As discussed in bug 447933, we want to switch off stop words for MySQL's full text index on AMO altogether. This is a server-wide setting.
- Set the MySQL system variable "ft_stopword_file" to an empty string. That'll disable stop words (cf. http://dev.mysql.com/doc/refman/5.0/en/fulltext-fine-tuning.html)
- restart the server(s)
- execute "REPAIR TABLE text_search_summary QUICK;" on the AMO DB in order to rebuild the full text index according to the new settings.
We need to do this in a maintenance window, as the server restart will mean a short downtime. Also: after the index has been rebuilt, we need to watch the server load for a little while and make sure that nothing is adversely affected (as the unfiltered index will grow larger than before).
Mark, do you want to suggest a window for that to happen? On the webdev side, I will be involved, and probably Steven in order to make sure search behaves as expected.

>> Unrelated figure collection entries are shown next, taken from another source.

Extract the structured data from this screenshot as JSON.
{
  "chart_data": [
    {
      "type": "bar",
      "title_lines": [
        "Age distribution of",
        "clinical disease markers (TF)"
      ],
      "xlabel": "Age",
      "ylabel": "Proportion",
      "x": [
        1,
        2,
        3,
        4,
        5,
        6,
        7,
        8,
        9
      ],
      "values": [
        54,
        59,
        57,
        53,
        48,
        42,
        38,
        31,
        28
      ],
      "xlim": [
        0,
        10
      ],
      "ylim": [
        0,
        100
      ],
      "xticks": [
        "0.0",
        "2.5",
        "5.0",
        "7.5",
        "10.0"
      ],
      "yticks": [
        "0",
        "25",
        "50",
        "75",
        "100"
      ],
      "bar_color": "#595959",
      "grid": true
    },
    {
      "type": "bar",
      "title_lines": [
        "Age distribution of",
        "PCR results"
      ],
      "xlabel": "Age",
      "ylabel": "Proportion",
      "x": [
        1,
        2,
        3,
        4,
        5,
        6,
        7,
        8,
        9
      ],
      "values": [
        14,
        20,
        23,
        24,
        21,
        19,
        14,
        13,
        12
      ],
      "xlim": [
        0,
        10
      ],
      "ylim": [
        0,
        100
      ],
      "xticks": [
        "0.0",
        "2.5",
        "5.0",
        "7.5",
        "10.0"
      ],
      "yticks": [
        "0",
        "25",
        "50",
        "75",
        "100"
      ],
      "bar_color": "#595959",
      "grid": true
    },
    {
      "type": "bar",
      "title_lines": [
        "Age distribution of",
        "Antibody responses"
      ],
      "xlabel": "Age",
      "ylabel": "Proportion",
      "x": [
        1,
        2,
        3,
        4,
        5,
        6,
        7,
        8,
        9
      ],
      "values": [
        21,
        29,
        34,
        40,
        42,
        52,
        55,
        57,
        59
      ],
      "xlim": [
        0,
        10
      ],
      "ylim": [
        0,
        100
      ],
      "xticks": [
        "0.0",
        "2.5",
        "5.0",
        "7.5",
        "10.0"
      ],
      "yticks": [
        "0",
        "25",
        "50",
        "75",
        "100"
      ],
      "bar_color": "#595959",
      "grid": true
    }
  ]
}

If you don't mind doing it this Thursday (tomorrow), then I'm already going to be doing some work so it'd work great to put the two tasks together.
Does that work for you?
Works for me -- I can be online around that time if nobody else can.
What time? Since I am your time plus 3h, I can't do it too far in the evening, sorry (not tomorrow anyway, Tuesday would wfm). However, I mentioned everything in comment 0, Mike could pick it up too.

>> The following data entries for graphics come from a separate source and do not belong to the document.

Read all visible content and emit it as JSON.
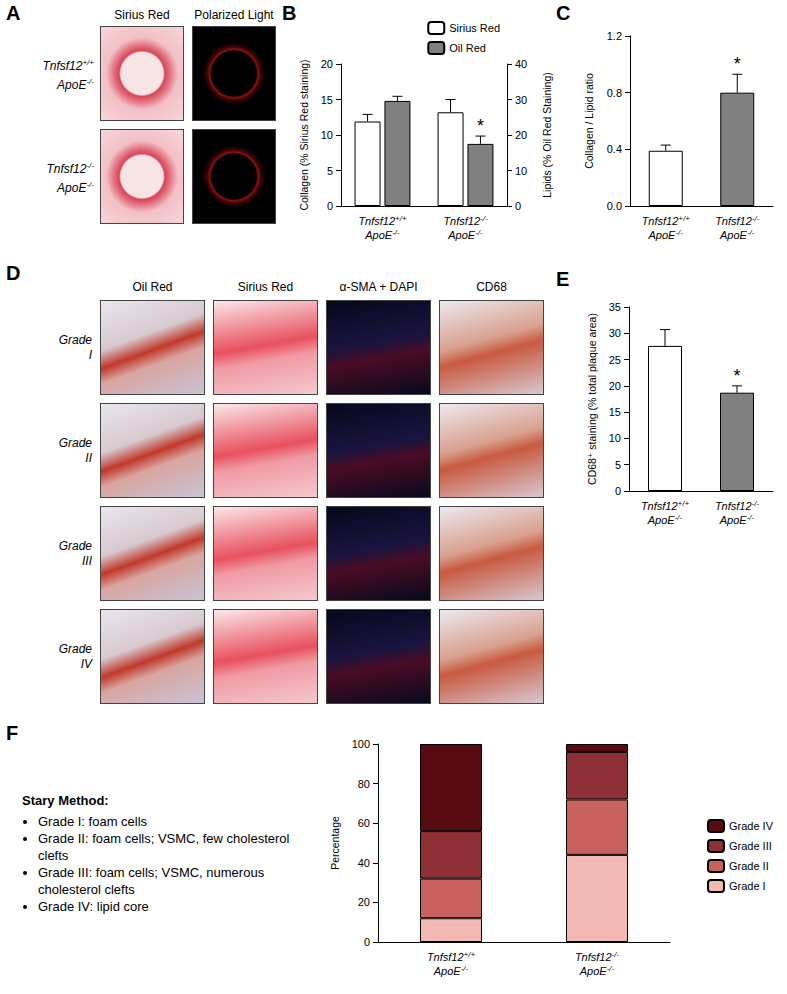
{
  "chart_data": [
    {
      "type": "bar",
      "categories": [
        "Tnfsf12+/+ ApoE-/-",
        "Tnfsf12-/- ApoE-/-"
      ],
      "series": [
        {
          "name": "Sirius Red",
          "color": "#ffffff",
          "values": [
            11.9,
            13.2
          ],
          "errors": [
            1.0,
            1.8
          ]
        },
        {
          "name": "Oil Red",
          "color": "#808080",
          "values": [
            29.6,
            17.5
          ],
          "errors": [
            1.3,
            2.2
          ],
          "axis": "y2"
        }
      ],
      "ylabel": "Collagen (% Sirius Red staining)",
      "ylim": [
        0,
        20
      ],
      "yticks": [
        0,
        5,
        10,
        15,
        20
      ],
      "y2label": "Lipids (% Oil Red Staining)",
      "y2lim": [
        0,
        40
      ],
      "y2ticks": [
        0,
        10,
        20,
        30,
        40
      ],
      "legend": "upper right",
      "grid": false,
      "annotations": [
        {
          "text": "*",
          "series": "Oil Red",
          "category": "Tnfsf12-/- ApoE-/-"
        }
      ]
    },
    {
      "type": "bar",
      "categories": [
        "Tnfsf12+/+ ApoE-/-",
        "Tnfsf12-/- ApoE-/-"
      ],
      "values": [
        0.39,
        0.8
      ],
      "errors": [
        0.04,
        0.13
      ],
      "colors": [
        "#ffffff",
        "#808080"
      ],
      "ylabel": "Collagen / Lipid ratio",
      "ylim": [
        0,
        1.2
      ],
      "yticks": [
        {
          "value": 0,
          "label": "0.0"
        },
        0.4,
        0.8,
        1.2
      ],
      "grid": false,
      "annotations": [
        {
          "text": "*",
          "category": "Tnfsf12-/- ApoE-/-"
        }
      ]
    },
    {
      "type": "bar",
      "categories": [
        "Tnfsf12+/+ ApoE-/-",
        "Tnfsf12-/- ApoE-/-"
      ],
      "values": [
        27.6,
        18.7
      ],
      "errors": [
        3.1,
        1.3
      ],
      "colors": [
        "#ffffff",
        "#808080"
      ],
      "ylabel": "CD68⁺ staining (% total plaque area)",
      "ylim": [
        0,
        35
      ],
      "yticks": [
        0,
        5,
        10,
        15,
        20,
        25,
        30,
        35
      ],
      "grid": false,
      "annotations": [
        {
          "text": "*",
          "category": "Tnfsf12-/- ApoE-/-"
        }
      ]
    },
    {
      "type": "bar",
      "stacked": true,
      "categories": [
        "Tnfsf12+/+ ApoE-/-",
        "Tnfsf12-/- ApoE-/-"
      ],
      "series": [
        {
          "name": "Grade I",
          "color": "#f2b8b2",
          "values": [
            12,
            44
          ]
        },
        {
          "name": "Grade II",
          "color": "#c9625e",
          "values": [
            20,
            28
          ]
        },
        {
          "name": "Grade III",
          "color": "#8f2f36",
          "values": [
            24,
            24
          ]
        },
        {
          "name": "Grade IV",
          "color": "#5a0b12",
          "values": [
            44,
            4
          ]
        }
      ],
      "ylabel": "Percentage",
      "ylim": [
        0,
        100
      ],
      "yticks": [
        0,
        20,
        40,
        60,
        80,
        100
      ],
      "legend": "right",
      "grid": false
    }
  ],
  "panel_labels": [
    "A",
    "B",
    "C",
    "D",
    "E",
    "F"
  ],
  "image_panels": [
    {
      "panel": "A",
      "columns": [
        "Sirius Red",
        "Polarized Light"
      ],
      "rows": [
        "Tnfsf12+/+ ApoE-/-",
        "Tnfsf12-/- ApoE-/-"
      ]
    },
    {
      "panel": "D",
      "columns": [
        "Oil Red",
        "Sirius Red",
        "α-SMA + DAPI",
        "CD68"
      ],
      "rows": [
        "Grade I",
        "Grade II",
        "Grade III",
        "Grade IV"
      ]
    }
  ],
  "stary_method": {
    "title": "Stary Method:",
    "items": [
      "Grade I: foam cells",
      "Grade II: foam cells; VSMC, few cholesterol clefts",
      "Grade III: foam cells; VSMC, numerous cholesterol clefts",
      "Grade IV: lipid core"
    ]
  }
}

I'll be around; I've also done baseline perf tests using my Selenium testsuite (https://wiki.mozilla.org/QA/Tools/Selenium/AMO_Automation, the Search testcase at http://svn.mozilla.org/addons/trunk/site/app/tests/search.html), and Selenium reports that the script takes ~ 24 seconds to execute (don't know how accurate Selenium's internal timing is, but it's a good start).
Is there a better (i.e. definitely more accurate) measure we can apply to search query times?

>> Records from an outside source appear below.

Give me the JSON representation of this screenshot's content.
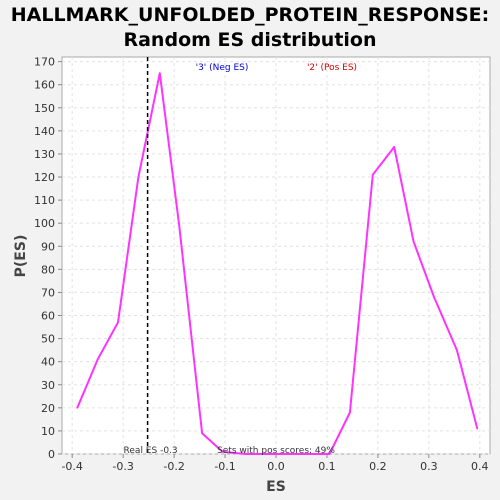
{
  "chart_data": {
    "type": "line",
    "title": "HALLMARK_UNFOLDED_PROTEIN_RESPONSE:",
    "subtitle": "Random ES distribution",
    "xlabel": "ES",
    "ylabel": "P(ES)",
    "xlim": [
      -0.42,
      0.42
    ],
    "ylim": [
      0,
      172
    ],
    "xticks": [
      -0.4,
      -0.3,
      -0.2,
      -0.1,
      0.0,
      0.1,
      0.2,
      0.3,
      0.4
    ],
    "xtick_labels": [
      "-0.4",
      "-0.3",
      "-0.2",
      "-0.1",
      "0.0",
      "0.1",
      "0.2",
      "0.3",
      "0.4"
    ],
    "yticks": [
      0,
      10,
      20,
      30,
      40,
      50,
      60,
      70,
      80,
      90,
      100,
      110,
      120,
      130,
      140,
      150,
      160,
      170
    ],
    "ytick_labels": [
      "0",
      "10",
      "20",
      "30",
      "40",
      "50",
      "60",
      "70",
      "80",
      "90",
      "100",
      "110",
      "120",
      "130",
      "140",
      "150",
      "160",
      "170"
    ],
    "grid": true,
    "series": [
      {
        "color": "#ff33ff",
        "points": [
          [
            -0.39,
            20
          ],
          [
            -0.35,
            41
          ],
          [
            -0.31,
            57
          ],
          [
            -0.27,
            120
          ],
          [
            -0.228,
            165
          ],
          [
            -0.19,
            99
          ],
          [
            -0.145,
            9
          ],
          [
            -0.105,
            1
          ],
          [
            -0.06,
            0
          ],
          [
            0.0,
            0
          ],
          [
            0.06,
            0
          ],
          [
            0.105,
            0
          ],
          [
            0.145,
            18
          ],
          [
            0.19,
            121
          ],
          [
            0.232,
            133
          ],
          [
            0.27,
            92
          ],
          [
            0.31,
            68
          ],
          [
            0.355,
            45
          ],
          [
            0.395,
            11
          ]
        ]
      }
    ],
    "real_es": {
      "value": -0.252,
      "label": "Real ES -0.3"
    },
    "annotations": {
      "neg_label": "'3' (Neg ES)",
      "pos_label": "'2' (Pos ES)",
      "pos_scores": "Sets with pos scores: 49%",
      "neg_color": "#0000dd",
      "pos_color": "#dd0000",
      "text_color": "#333333"
    }
  }
}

This did not happen last night, did it?
Apologies. I didn't get the downtime window scheduled and announced so was unable to take AMO down for this.
Tuesday is the new scheduled evening - tomorrow. I've pinged mrz to let him know that this will be happening, should be able to get this announced and out this time.
Again, sorry about the dropped ball.
No problem. Let us know when you have a schedule.
This is going tonight - which db host is this? Which databases/sites will be affected?
Should be AMO-specific, I believe that is mrdb03. IT has more info on which specific servers, but it will require a restart for the AMO master, which puts a hold on:
For versioncheck, facebook and services, we should be able to effectively pause replication so that the master restart doesn't require downtime? Mark?
Actually, facebook has writes going to the master, so the only true read-only subdomains are services and versioncheck at this point.
We also need to make sure that the slaves realize their indexes are out of date also and rebuild them. Or, we first restart+execute "repair table" on the master, and later on the slaves also to be sure.
Yeah, I'll make sure all the databases get the indexes rebuilt.
After some fail on my part ('the' will never be indexed since it's in >50% of the data), this is done.
(Note: no slave01 exists right now.)
Nice work guys! :)